Его глаза раздраженно сверкнули, но Селена не обратила внимания. Разинув рот, она смотрела на его татуировку. Узоры покрывали лицо, шею, плечи, левую руку вплоть до кончиков пальцев. Тогда, в лесу, она не особенно приглядывалась к татуировке Рована. Но сейчас искренне восхищалась, разглядывая красивые непрерывные линии. Почти непрерывные, поскольку на запястьях, словно следы кандалов, темнели ожоги.
– Что тебе надо?
Загар на теле свидетельствовал, что Рован немало времени проводил на солнце. Все его мышцы – безупречные, как у статуи, – были испещрены шрамами. Следы нескончаемых сражений, которые он вел по приказу Маэвы. Он сотнями лет шлифовал свое тело. Тело воина.
– Я подумала, тебе это пригодится.
Селена бросила ему баночку с мазью. Рован поймал ее одной рукой, почти не глядя, поскольку его взгляд был устремлен на Селену.
– Я это заслужил.
– Мне все равно было… неловко.
Рован вертел баночку между пальцами.
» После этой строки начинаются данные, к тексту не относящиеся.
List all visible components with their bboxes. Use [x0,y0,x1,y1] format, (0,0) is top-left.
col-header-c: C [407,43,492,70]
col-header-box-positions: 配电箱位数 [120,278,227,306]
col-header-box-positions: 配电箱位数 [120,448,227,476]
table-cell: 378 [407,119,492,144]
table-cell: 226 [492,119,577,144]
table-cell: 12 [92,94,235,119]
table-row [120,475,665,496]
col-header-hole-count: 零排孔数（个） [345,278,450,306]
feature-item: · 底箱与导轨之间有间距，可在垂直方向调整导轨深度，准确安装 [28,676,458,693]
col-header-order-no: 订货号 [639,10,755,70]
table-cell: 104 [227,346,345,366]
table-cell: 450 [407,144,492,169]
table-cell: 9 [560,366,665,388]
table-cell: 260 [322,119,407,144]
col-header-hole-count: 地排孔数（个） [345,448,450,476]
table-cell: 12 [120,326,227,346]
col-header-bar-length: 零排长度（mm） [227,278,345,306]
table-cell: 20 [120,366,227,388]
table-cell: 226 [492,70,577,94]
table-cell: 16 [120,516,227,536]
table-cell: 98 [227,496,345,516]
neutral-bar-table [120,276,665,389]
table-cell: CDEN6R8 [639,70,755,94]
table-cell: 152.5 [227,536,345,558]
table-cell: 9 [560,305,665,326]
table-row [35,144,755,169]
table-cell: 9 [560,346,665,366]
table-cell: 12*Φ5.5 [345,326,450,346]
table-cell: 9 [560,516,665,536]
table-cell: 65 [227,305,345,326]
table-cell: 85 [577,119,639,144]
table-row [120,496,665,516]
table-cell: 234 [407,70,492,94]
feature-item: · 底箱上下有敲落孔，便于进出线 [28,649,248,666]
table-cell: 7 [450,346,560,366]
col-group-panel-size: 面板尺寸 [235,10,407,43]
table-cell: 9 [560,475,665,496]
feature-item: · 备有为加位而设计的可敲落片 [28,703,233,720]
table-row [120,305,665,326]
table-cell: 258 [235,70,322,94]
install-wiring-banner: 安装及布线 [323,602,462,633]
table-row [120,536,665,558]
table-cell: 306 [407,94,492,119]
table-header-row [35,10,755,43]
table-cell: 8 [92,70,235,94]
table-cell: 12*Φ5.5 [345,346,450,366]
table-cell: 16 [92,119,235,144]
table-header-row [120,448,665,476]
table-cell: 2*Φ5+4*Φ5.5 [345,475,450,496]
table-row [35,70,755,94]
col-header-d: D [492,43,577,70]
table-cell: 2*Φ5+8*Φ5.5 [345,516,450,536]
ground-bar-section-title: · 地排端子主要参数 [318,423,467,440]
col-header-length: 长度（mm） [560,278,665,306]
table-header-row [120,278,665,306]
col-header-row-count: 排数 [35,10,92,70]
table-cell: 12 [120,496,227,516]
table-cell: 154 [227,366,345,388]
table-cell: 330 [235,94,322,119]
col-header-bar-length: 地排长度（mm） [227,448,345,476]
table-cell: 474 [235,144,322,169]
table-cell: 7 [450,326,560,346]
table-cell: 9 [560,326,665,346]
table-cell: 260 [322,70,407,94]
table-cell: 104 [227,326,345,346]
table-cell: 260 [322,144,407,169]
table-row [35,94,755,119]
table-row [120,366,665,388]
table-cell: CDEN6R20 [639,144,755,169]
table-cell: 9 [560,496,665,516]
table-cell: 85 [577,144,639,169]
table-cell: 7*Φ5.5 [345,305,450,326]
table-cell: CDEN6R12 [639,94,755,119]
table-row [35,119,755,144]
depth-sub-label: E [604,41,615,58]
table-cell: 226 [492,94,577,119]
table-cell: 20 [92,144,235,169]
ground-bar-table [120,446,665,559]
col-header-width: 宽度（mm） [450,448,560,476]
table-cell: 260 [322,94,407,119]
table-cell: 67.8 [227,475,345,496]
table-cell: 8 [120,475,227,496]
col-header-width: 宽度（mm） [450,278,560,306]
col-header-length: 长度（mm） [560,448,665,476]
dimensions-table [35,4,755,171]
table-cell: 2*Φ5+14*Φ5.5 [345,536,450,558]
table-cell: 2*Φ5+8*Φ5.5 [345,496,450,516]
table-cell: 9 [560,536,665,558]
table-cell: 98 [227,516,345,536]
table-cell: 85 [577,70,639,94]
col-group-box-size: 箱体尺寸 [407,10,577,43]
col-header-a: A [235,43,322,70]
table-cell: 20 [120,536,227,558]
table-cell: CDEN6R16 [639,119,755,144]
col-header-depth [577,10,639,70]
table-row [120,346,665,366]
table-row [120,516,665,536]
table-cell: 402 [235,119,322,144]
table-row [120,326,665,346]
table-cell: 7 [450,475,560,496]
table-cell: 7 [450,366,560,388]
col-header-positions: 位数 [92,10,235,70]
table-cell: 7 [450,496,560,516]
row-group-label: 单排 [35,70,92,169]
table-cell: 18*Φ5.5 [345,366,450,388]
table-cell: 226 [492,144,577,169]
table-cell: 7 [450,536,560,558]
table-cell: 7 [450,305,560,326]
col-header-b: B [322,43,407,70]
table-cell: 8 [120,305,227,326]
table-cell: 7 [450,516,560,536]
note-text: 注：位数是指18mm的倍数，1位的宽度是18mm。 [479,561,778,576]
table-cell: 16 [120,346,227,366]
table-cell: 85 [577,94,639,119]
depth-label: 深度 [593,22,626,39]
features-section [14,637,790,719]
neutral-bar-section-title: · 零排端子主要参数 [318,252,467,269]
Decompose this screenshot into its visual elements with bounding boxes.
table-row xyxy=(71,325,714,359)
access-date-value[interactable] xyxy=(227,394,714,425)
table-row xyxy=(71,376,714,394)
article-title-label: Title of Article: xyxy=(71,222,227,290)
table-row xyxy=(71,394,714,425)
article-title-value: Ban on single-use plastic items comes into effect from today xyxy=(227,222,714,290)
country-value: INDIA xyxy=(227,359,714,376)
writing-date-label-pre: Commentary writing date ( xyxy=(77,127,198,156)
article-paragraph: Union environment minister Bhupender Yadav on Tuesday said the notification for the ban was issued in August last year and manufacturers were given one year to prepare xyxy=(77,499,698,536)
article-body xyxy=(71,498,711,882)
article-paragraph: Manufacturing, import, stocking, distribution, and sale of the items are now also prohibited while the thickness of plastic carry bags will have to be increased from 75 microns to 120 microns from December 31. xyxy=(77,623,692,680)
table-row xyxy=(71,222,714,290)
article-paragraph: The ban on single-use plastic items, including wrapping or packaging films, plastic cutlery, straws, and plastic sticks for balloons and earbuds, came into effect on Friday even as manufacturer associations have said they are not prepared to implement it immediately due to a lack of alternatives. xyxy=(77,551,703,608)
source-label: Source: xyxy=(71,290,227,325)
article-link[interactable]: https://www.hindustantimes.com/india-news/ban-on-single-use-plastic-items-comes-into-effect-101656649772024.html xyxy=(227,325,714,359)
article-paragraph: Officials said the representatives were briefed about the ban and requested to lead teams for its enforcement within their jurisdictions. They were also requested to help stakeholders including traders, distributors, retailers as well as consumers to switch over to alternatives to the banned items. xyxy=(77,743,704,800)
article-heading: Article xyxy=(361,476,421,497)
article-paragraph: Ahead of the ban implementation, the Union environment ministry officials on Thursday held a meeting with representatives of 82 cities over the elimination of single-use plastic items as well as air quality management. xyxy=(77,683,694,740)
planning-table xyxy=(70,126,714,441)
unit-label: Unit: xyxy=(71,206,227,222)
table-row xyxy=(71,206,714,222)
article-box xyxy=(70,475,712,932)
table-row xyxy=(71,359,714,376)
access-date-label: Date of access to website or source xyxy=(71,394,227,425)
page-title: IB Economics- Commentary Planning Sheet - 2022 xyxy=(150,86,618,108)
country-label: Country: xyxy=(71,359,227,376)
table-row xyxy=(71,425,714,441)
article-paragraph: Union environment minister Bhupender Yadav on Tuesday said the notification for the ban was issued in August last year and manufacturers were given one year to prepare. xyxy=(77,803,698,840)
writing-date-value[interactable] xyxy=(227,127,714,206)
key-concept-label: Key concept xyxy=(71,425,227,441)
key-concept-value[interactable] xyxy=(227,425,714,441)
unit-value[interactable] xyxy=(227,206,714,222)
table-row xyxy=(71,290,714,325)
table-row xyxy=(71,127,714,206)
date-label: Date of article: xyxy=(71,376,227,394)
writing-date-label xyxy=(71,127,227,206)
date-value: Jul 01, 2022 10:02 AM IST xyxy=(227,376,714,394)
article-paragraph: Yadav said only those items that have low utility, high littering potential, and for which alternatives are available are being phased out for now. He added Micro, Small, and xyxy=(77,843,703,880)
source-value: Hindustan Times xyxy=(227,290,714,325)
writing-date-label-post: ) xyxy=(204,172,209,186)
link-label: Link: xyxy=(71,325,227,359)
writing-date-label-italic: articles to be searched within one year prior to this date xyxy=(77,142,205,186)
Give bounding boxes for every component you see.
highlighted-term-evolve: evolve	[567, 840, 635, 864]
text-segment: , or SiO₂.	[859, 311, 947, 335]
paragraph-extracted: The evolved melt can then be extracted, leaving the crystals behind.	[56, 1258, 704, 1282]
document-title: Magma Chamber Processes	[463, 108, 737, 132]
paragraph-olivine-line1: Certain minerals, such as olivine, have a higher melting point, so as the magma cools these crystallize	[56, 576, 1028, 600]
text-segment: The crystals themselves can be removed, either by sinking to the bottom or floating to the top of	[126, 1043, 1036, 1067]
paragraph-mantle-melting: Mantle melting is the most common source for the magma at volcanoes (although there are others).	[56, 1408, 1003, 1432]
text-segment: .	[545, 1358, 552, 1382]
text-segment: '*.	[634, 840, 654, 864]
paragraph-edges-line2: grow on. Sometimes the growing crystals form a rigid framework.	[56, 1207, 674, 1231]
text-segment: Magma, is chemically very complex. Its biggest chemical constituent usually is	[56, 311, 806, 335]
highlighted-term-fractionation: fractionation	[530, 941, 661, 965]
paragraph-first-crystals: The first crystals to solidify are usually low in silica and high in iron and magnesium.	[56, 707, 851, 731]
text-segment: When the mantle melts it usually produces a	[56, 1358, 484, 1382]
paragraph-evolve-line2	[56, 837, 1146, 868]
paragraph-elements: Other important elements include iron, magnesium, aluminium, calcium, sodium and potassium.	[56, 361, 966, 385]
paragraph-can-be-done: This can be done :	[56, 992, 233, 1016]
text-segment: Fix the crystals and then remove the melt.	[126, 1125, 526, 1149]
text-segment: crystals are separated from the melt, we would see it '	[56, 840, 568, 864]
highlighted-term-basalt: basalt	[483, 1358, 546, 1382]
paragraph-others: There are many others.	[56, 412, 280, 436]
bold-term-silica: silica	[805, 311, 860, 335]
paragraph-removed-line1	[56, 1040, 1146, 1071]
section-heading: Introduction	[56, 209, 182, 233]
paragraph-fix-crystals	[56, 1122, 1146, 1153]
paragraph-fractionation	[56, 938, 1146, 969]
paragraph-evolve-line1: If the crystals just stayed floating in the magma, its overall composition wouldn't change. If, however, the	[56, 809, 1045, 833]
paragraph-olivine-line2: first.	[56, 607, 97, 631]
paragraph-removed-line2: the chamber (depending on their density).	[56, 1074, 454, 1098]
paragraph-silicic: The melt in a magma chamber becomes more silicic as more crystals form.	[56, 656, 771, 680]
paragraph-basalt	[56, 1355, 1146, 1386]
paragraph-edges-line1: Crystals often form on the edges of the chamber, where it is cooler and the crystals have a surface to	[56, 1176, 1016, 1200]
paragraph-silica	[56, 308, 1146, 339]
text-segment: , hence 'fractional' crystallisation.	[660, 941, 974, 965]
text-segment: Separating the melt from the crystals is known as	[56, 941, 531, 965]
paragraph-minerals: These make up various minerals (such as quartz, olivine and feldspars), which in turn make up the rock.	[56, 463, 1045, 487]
По правой стороне его груди тянулся длинный, пугающего вида шрам. В каком сражении фэец его получил?
– Это подкуп? – спросил он.
– Если ты и дальше собираешься меня мучить, тогда верни.
Селена протянула руку. Однако Рован мазь ей не отдал, поставив баночку на стол.
– Ты можешь сама себя исцелить. И меня заодно. Раны пустяковые. У тебя ведь есть этот дар.
Селена пожала плечами. Когда-то у нее получалось убирать у себя порезы и ушибы. Как именно – она не знала.
– Я чуть-чуть умею управлять водой. Это я унаследовала по линии Мэбы.
Огонь был наследием ее отцовской линии.
– Мама говорила мне, что капелька воды в моей магии – это мое спасение.
При упоминании матери у Селены внутри все сжалось.
Рован кивнул.
– Когда-то давно я очень хотела стать целительницей. Мне этого не позволяли. Взрослые говорили… напрасная трата времени. Меня ждет другая жизнь. Нельзя быть сразу королевой и целительницей.
Кто ее тянет за язык говорить все это?
– Иди спать, – сказал Рован, и тоненькая ниточка доверительности оборвалась. – Раз тебя освободили от кухни, начнем занятия с самого утра.